Many educational toys are designed in a way to enhance a particular skill, such as memory, problem-solving, recognition, and the development of logic. All of these skills will be needed and used in more complex ways throughout life. Educational toys teach them in a way that is entertaining and engaging for the child, motivating them to learn and grow in new ways.
What To Consider When Buying An Educational Toy
It is important to pick an educational toy that matches the child's mental and physical development level. To do this, one must consider the age of the child and the skills they are currently learning. For example, a toddler who can barely crawl will need an educational toy that can be used stationary, while those who have recently learned the joy of walking may quickly become bored by a toy they cannot take around the house with them and would prefer some form of climbing equipment. A better gift for a young child who still has limited motor skills would be thick and chunky crayons, while a better gift for child who has recently learned to write would be fine-tipped markers.

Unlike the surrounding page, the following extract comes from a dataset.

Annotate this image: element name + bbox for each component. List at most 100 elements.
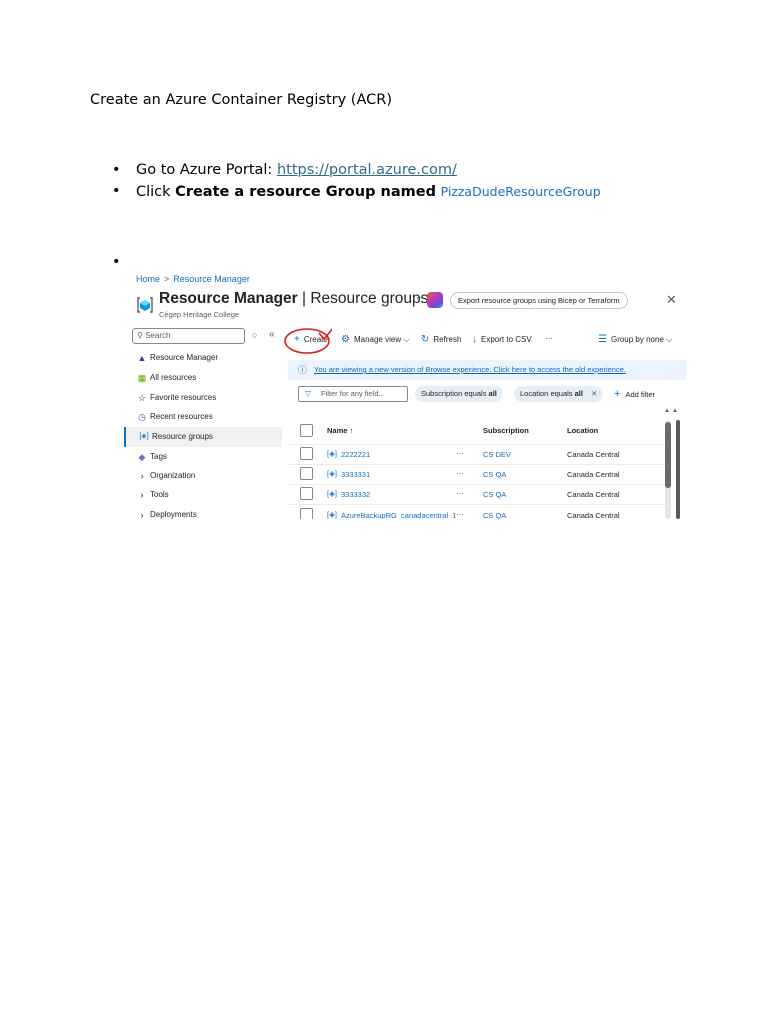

In this same right, one should also consider what the child is currently interested in. If a child is interested in dinosaurs, one should look for an educational toy with a dinosaur theme. Puzzles, books, and games can be found with nearly any type of theme. If a child has recently gained an interest in science, there are science kits available for young children. The manufacturer will also specify an age range they have developed the toy for. Children who are interested in bugs and other insects would most likely get lots of use out of a microscope, through which they can learn about anatomy.
The next thing to consider is how a child's development in a specific area can be supported. Educational toys are available designed to support a range of areas, including language and vocabulary development, imagination, math, science, problem-solving skills, physical abilities, and social skills.